A massive fish kill near a small community in the Australian outback is currently causing horror. According to the government of the state of New South Wales, "millions of fish" have already died in the Darling River near Menindee. Videos on the online networks showed boats plowing through a dense carpet of dead fish, under which the river water is barely visible.
"It's horrible – as far as you can see, just dead fish," local resident Graeme McCrabb told AFP. It has never been so bad, he said, adding: "The impact on the environment is unimaginable." The smell in the vicinity could be thought of as letting a fish rot in the kitchen, "when all the doors are closed and there is no air conditioning, and we have millions of them," McCrabb told the BBC.
After recent flooding in the region, fish stocks in the river had risen sharply.
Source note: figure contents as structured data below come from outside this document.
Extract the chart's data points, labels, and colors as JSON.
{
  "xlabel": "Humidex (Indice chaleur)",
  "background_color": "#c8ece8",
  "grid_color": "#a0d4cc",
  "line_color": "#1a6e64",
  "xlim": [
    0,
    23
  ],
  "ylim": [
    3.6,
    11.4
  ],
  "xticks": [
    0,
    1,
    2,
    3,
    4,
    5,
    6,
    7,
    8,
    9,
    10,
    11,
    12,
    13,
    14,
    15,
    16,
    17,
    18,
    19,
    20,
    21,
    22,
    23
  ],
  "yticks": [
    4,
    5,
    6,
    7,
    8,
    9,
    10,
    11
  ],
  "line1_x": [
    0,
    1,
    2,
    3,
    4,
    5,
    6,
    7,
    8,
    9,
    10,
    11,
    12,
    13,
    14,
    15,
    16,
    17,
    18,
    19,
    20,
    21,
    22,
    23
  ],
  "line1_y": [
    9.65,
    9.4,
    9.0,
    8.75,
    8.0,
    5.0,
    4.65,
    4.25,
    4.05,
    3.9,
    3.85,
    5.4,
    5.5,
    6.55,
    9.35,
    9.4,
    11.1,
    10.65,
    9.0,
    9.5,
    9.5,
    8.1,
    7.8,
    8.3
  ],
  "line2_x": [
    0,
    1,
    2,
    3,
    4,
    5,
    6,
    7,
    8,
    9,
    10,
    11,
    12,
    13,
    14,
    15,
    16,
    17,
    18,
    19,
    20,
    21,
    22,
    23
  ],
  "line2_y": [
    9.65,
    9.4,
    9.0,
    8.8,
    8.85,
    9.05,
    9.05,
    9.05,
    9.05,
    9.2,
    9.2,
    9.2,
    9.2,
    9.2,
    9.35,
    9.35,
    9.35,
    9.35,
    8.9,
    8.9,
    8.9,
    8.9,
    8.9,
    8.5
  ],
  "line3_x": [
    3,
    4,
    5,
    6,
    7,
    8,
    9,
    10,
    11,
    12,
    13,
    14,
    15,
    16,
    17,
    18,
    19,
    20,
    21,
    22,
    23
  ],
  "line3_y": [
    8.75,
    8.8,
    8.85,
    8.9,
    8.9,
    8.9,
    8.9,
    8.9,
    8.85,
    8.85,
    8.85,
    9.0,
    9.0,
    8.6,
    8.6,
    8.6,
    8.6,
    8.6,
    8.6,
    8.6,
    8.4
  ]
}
But now there is an enormous heat wave again, the water levels are dropping rapidly and the fish are dying.
According to the government, fish kills are related to low oxygen levels in the water (hypoxia) when flooding waters recede. The current heat wave in the region exacerbates the situation, as warmer water contains less oxygen, but at the same time the fish have a higher oxygen demand at higher temperatures.
Already the third major fish kill in the region
It is already the third time that the region around Menindee has been affected by a massive fish die-off. The previous time in 2019, the lack of water in the river due to prolonged drought and a toxic algal bloom were considered to be the cause. Even then, the government of New South Wales warned that it would not be the last fish kills.
The spokesman for the authority responsible for fisheries, Cameron Lay, spoke of a "horrific scene". Over dozens of kilometers, "as far as the eye can see," there are only dead fish, Lay told the Australian broadcaster ABC. Menindee with its almost 500 inhabitants is about twelve hours drive from Sydney. In recent years, it has been repeatedly affected by extreme drought and then again by floods.